Tatsuhiko and Hideyoshi meet on opposite rooftops to exchange the drugs for 20 million yen but after Tatsuhiko throws the briefcase of drugs Hideyoshi does not throw the suitcase of money and instead begins to leave. Tatsuhiko leaps from one rooftop to the other to stop Hideyoshi. Hideyoshi once again tries a sneak attack with a knife but Tatsuhiko knocks it away and finishes him off with bare-knuckle fighting. Hideyoshi cries that he wishes he had been stronger and had friends in school but Tatsuhiko explains that those things didn't help him any, demanding that they become friends from that point forward. Tatsuhiko allows Hideyoshi to escape but gives the drug evidence to Yamashiro, who creates a new position of "lieutenant" (below "captain") for him.
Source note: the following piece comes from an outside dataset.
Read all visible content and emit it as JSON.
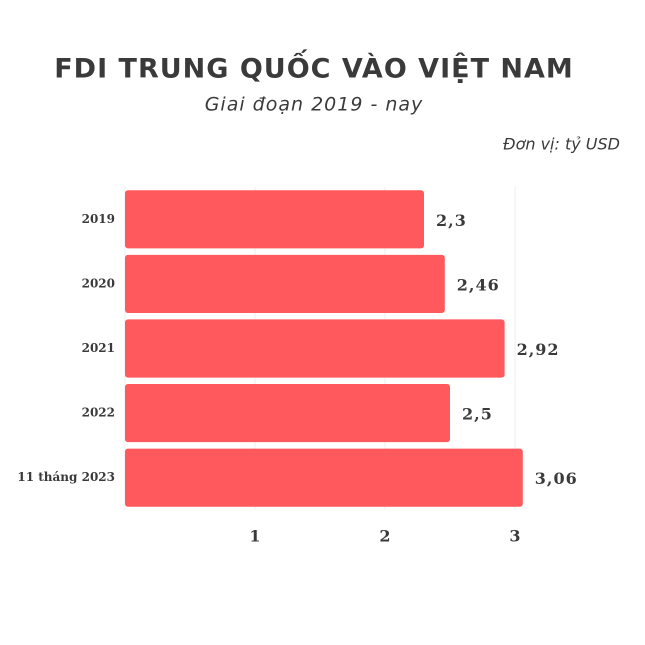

Escaping with the suitcase of money down a back stairway, Hideyoshi is attacked by a gang and shot dead. Tatsuhiko and Mako later visit the place of his death to lay roses. Hayama later asks Mako if he wants to take down Burst but Mako is not interested and accuses Hayama of shooting Hideyoshi, which Hayama denies. Ryoko holds a meeting between Mako and Chairman Amano where Mako says that there will be some upcoming disturbances but that everything will settle in the chairman's favor. The film ends with Tatsuhiko scouting girls at his normal location when he believes he sees Ageha walking down the street past him.

==Cast==
- Gō Ayano as Tatsuhiko Shiratori
- Takayuki Yamada as Hideyoshi Minami
- Erika Sawajiri as Ageha
- Yūsuke Iseya as Mako
- Jun Murakami as Tokimasa
- Erina Mano
- Ken Yasuda
- Kosuke Toyohara as Jin Yamashiro
- Motoki Fukami as Gensuke Seki
- Yū Yamada as Ryoko
- Mao Asou
- Ayaka Morita
- Nobuaki Kaneko as Yutaka Hayama
- Yūki Kubota as Yosuke
- Lorena Kotō
- Kōtarō Yoshida as Amano

==Box office==
The film earned on its opening weekend at the Japanese box office and a total of .

==Sequel==

Sion Sono directed a sequel to the film, Shinjuku Swan II, which was released in Japan on January 21, 2017.